The judge declared that INEC “is bound by the provisions of Section 29 (3) of the Electoral Act to publish only the personal particulars of the candidate of the first plaintiff for the Akwa-Ibom North/West Senatorial District elections in the person of the second plaintiff (Akpabio) as received from the first plaintiff.

The judge also declared that INEC cannot publish any other name or particulars of any other candidate as candidate of the APC for the Akwa – lbom North/West Senatorial District elections, “except as nominated, submitted and received from the first plaintiff (APC).

Justice Nwite held that INEC’s claim that it had monitored an illegal primaries and could not monitor the one conducted by the APC’s NWC, was not tenable and unlawful because it is only the NWC of a political party that can conduct valid primaries.

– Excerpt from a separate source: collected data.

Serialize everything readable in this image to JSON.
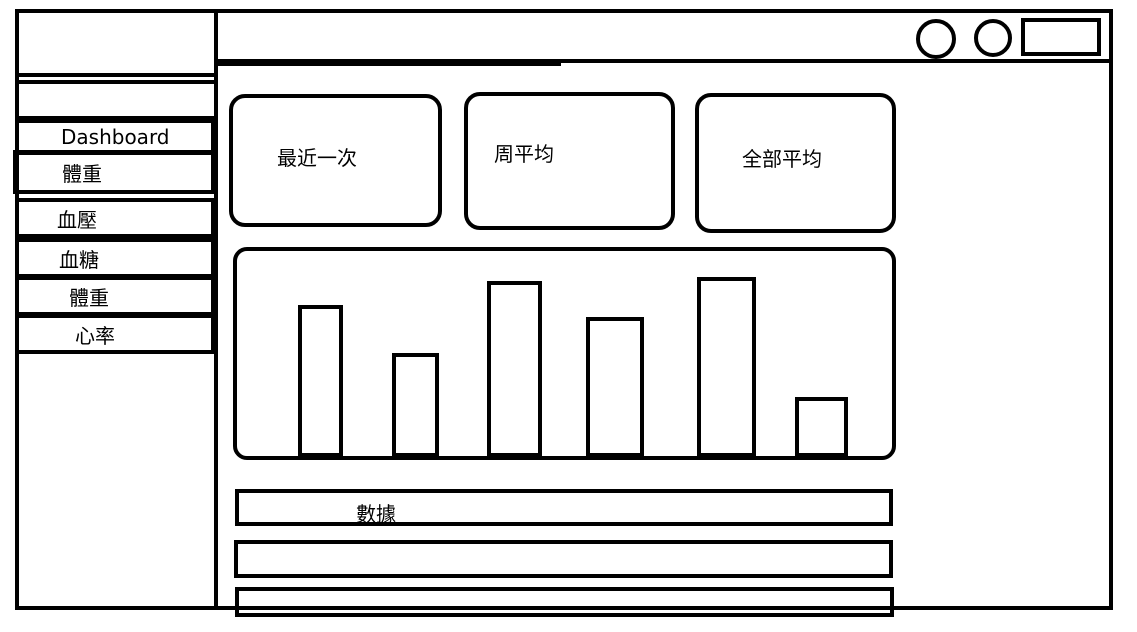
{
  "sidebar": {
    "items": [
      {
        "label": "Dashboard"
      },
      {
        "label": "體重"
      },
      {
        "label": "血壓"
      },
      {
        "label": "血糖"
      },
      {
        "label": "體重"
      },
      {
        "label": "心率"
      }
    ]
  },
  "cards": [
    {
      "label": "最近一次"
    },
    {
      "label": "周平均"
    },
    {
      "label": "全部平均"
    }
  ],
  "chart_data": {
    "type": "bar",
    "values": [
      76,
      52,
      88,
      70,
      90,
      30
    ],
    "ylim": [
      0,
      100
    ]
  },
  "table": {
    "header": "數據"
  }
}
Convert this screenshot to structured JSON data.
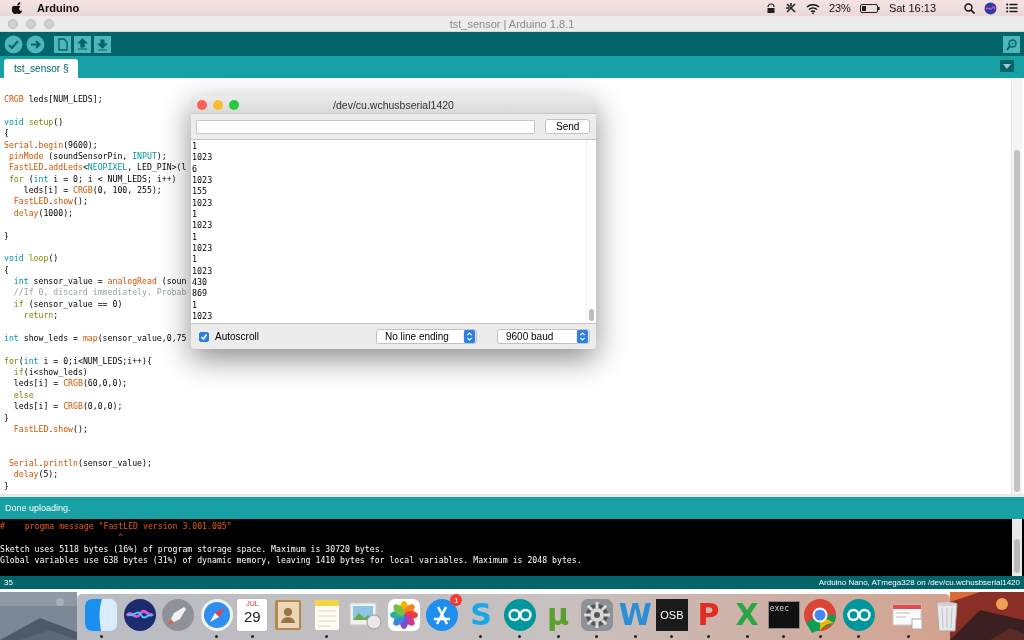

He then ordered INEC to publish the name and particulars of Akpabio as the candidate of the APC for the Akwa-Iborn North/West Senatorial District in the 2023 general election as nominated and submitted to it by the party.

Justice Nwite rejected INEC’s claimed that it declined to monitor the primary conducted by APC on June 9, which produces Akpabio as the party’s candidate, because it had monitored the one conducted on May 27.

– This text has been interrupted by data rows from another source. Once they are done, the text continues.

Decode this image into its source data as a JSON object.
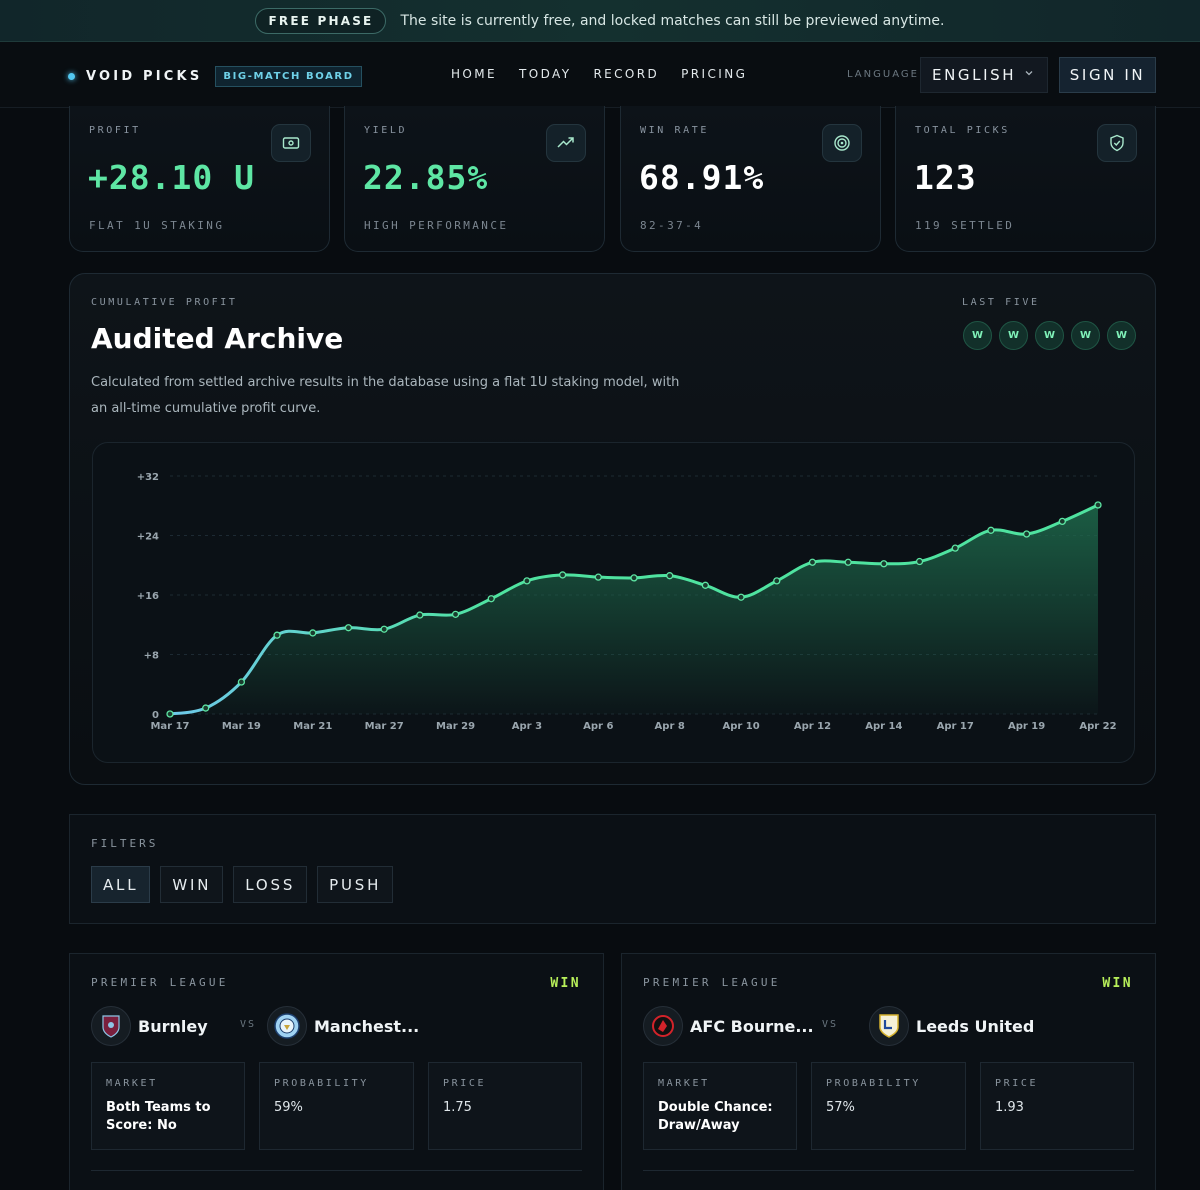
{
  "banner": {
    "pill": "FREE PHASE",
    "message": "The site is currently free, and locked matches can still be previewed anytime."
  },
  "nav": {
    "brand": "VOID PICKS",
    "brand_tag": "BIG-MATCH BOARD",
    "links": [
      "HOME",
      "TODAY",
      "RECORD",
      "PRICING"
    ],
    "language_label": "LANGUAGE",
    "language_value": "ENGLISH",
    "signin": "SIGN IN"
  },
  "stats": [
    {
      "label": "PROFIT",
      "value": "+28.10 U",
      "sub": "FLAT 1U STAKING",
      "icon": "cash-icon",
      "color": "#5ee6a4"
    },
    {
      "label": "YIELD",
      "value": "22.85%",
      "sub": "HIGH PERFORMANCE",
      "icon": "trending-up-icon",
      "color": "#5ee6a4"
    },
    {
      "label": "WIN RATE",
      "value": "68.91%",
      "sub": "82-37-4",
      "icon": "target-icon",
      "color": "#ffffff"
    },
    {
      "label": "TOTAL PICKS",
      "value": "123",
      "sub": "119 SETTLED",
      "icon": "shield-check-icon",
      "color": "#ffffff"
    }
  ],
  "archive": {
    "kicker": "CUMULATIVE PROFIT",
    "title": "Audited Archive",
    "description": "Calculated from settled archive results in the database using a flat 1U staking model, with an all-time cumulative profit curve.",
    "last_five_label": "LAST FIVE",
    "last_five": [
      "W",
      "W",
      "W",
      "W",
      "W"
    ]
  },
  "chart_data": {
    "type": "area",
    "y_ticks": [
      "0",
      "+8",
      "+16",
      "+24",
      "+32"
    ],
    "ylim": [
      0,
      32
    ],
    "x_tick_labels": [
      "Mar 17",
      "Mar 19",
      "Mar 21",
      "Mar 27",
      "Mar 29",
      "Apr 3",
      "Apr 6",
      "Apr 8",
      "Apr 10",
      "Apr 12",
      "Apr 14",
      "Apr 17",
      "Apr 19",
      "Apr 22"
    ],
    "values": [
      0,
      0.8,
      4.3,
      10.6,
      10.9,
      11.6,
      11.4,
      13.3,
      13.4,
      15.5,
      17.9,
      18.7,
      18.4,
      18.3,
      18.6,
      17.3,
      15.7,
      17.9,
      20.4,
      20.4,
      20.2,
      20.5,
      22.3,
      24.7,
      24.2,
      25.9,
      28.1
    ],
    "colors": {
      "line_start": "#6ec9ea",
      "line_end": "#4fe3a0",
      "fill": "#1e6a4c"
    }
  },
  "filters": {
    "label": "FILTERS",
    "options": [
      "ALL",
      "WIN",
      "LOSS",
      "PUSH"
    ],
    "active": "ALL"
  },
  "matches": [
    {
      "league": "PREMIER LEAGUE",
      "result": "WIN",
      "home": "Burnley",
      "away": "Manchest...",
      "vs": "VS",
      "home_icon": "burnley-crest-icon",
      "away_icon": "man-city-crest-icon",
      "market_label": "MARKET",
      "market": "Both Teams to Score: No",
      "prob_label": "PROBABILITY",
      "prob": "59%",
      "price_label": "PRICE",
      "price": "1.75"
    },
    {
      "league": "PREMIER LEAGUE",
      "result": "WIN",
      "home": "AFC Bourne...",
      "away": "Leeds United",
      "vs": "VS",
      "home_icon": "bournemouth-crest-icon",
      "away_icon": "leeds-crest-icon",
      "market_label": "MARKET",
      "market": "Double Chance: Draw/Away",
      "prob_label": "PROBABILITY",
      "prob": "57%",
      "price_label": "PRICE",
      "price": "1.93"
    }
  ]
}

The judge faulted INEC for electing to monitor the May 27 primary, conducted by an illegal faction of the party led by Augustine Ekanem as against the June 9 primary authorized conducted by the APC NWC, an organ of the party authorised by law to conduct such primaries.

Justice Nwite said: “I am of the view that the defendant (INEC) cannot choose and impose a candidate on a political party. The fact that INEC chose to monitor an illegal primary and produce a report, cannot give it legitimacy. INEC cannot unilaterally pronounce a primary conducted by a political party or a candidate submitted to it as invalid, without a valid court order.”

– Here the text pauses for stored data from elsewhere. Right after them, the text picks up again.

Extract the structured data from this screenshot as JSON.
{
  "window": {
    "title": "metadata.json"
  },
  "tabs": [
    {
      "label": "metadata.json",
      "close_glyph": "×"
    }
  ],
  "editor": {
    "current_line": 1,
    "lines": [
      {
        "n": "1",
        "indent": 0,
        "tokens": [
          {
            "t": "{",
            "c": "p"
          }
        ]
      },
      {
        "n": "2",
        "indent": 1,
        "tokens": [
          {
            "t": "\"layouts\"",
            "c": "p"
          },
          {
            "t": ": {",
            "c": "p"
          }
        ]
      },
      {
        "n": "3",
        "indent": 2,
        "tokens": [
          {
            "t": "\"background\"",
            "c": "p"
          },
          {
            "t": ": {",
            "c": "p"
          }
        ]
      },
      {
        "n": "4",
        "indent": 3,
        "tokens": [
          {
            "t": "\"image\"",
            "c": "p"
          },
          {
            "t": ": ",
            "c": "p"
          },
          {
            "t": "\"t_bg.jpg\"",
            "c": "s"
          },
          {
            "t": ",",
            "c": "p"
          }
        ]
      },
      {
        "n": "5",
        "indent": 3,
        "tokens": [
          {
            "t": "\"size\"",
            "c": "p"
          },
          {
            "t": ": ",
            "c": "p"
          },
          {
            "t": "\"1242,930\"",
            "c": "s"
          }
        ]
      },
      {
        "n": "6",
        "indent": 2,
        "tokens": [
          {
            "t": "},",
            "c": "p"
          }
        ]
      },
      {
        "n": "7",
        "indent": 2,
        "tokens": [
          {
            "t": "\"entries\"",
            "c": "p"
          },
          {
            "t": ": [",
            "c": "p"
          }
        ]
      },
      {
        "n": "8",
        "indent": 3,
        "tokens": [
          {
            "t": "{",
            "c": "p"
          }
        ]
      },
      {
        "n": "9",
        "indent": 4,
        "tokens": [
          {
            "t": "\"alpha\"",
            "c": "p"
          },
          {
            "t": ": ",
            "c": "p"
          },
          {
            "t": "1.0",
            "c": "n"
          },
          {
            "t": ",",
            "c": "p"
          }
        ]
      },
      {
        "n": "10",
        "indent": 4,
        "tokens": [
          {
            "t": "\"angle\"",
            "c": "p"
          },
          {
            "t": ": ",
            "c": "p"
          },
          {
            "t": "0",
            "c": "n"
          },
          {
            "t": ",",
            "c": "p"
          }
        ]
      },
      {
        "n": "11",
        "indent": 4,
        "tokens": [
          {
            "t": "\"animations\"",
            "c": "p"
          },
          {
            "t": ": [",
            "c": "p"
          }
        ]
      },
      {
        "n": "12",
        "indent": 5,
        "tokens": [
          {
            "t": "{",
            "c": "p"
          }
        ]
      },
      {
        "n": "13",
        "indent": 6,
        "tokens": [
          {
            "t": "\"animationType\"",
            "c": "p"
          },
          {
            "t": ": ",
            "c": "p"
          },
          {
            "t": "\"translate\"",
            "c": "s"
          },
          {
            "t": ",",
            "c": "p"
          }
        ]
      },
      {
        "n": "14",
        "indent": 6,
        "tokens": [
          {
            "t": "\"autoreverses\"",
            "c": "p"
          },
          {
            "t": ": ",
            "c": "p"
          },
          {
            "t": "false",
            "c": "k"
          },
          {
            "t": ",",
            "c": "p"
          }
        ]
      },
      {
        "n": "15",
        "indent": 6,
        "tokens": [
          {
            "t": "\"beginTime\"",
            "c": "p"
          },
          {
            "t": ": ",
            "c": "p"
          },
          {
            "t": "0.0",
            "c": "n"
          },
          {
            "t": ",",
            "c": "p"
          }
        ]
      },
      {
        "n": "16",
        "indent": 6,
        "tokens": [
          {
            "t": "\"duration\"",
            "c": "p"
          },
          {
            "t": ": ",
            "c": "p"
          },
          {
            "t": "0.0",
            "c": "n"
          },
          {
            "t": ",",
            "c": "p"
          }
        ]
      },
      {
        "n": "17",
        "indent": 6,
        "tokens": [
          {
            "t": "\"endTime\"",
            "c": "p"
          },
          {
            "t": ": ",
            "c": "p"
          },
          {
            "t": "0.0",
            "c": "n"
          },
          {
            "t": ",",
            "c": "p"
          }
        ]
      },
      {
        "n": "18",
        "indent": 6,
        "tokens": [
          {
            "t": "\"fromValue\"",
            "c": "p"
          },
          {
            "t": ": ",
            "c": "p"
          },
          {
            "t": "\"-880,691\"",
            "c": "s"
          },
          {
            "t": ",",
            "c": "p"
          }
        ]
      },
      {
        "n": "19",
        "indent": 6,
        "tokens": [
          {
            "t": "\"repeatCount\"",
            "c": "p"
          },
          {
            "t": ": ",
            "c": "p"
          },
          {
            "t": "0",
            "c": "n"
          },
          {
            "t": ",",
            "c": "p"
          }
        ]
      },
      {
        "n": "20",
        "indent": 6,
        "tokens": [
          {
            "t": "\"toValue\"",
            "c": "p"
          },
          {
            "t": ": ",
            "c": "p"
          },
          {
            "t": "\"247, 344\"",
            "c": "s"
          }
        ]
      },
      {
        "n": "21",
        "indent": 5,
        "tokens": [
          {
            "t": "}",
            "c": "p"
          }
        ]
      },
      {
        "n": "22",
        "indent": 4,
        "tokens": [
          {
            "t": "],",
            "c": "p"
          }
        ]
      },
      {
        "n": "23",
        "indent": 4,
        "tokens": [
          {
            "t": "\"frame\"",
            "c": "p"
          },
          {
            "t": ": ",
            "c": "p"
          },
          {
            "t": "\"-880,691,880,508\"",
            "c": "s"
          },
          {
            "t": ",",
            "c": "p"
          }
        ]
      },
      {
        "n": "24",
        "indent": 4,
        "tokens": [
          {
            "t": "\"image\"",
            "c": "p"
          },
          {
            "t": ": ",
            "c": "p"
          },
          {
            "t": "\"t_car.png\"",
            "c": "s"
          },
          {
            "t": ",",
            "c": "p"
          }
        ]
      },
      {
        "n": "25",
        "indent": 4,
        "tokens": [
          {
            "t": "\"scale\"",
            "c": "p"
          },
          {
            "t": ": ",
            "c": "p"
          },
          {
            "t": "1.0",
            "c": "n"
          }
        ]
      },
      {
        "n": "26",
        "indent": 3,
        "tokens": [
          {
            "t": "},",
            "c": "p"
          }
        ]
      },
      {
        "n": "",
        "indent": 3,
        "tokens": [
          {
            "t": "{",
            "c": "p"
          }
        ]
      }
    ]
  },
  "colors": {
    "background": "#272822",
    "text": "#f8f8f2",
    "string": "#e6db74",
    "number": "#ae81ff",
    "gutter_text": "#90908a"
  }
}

With this ruling there are concerns about the court being biased. The judiciary is an indispensable part of the institutional bulwark of every nation and its nation building efforts. Of all the branches of government, the judiciary is charged with dispensing justice according to law and facts, which must be done without bias or ill-will. Concerns are also mounting on the fate of Ekpoudom who legally won his election, what becomes of him if INEC decides to go with court ruling?

Akpabio, from the onset broke the Electoral Act by standing for two positions in the same election period.

Section 115 (D) of the Electoral Act, 2022 stipulates that no person shall sign, or obtain more than one form as a candidate for different elections. If found guilty the offender is liable to two years imprisonment.

Despite repeated assurances by the electoral body that it had not altered electoral documents in favour of Lawan, and Akpabio, with this ruling by the high court, concerns have continued to mount on whether the electoral umpire will go against the rule of law and yield to the demand of the ruling party and the court to pave the way for the two party bigwigs.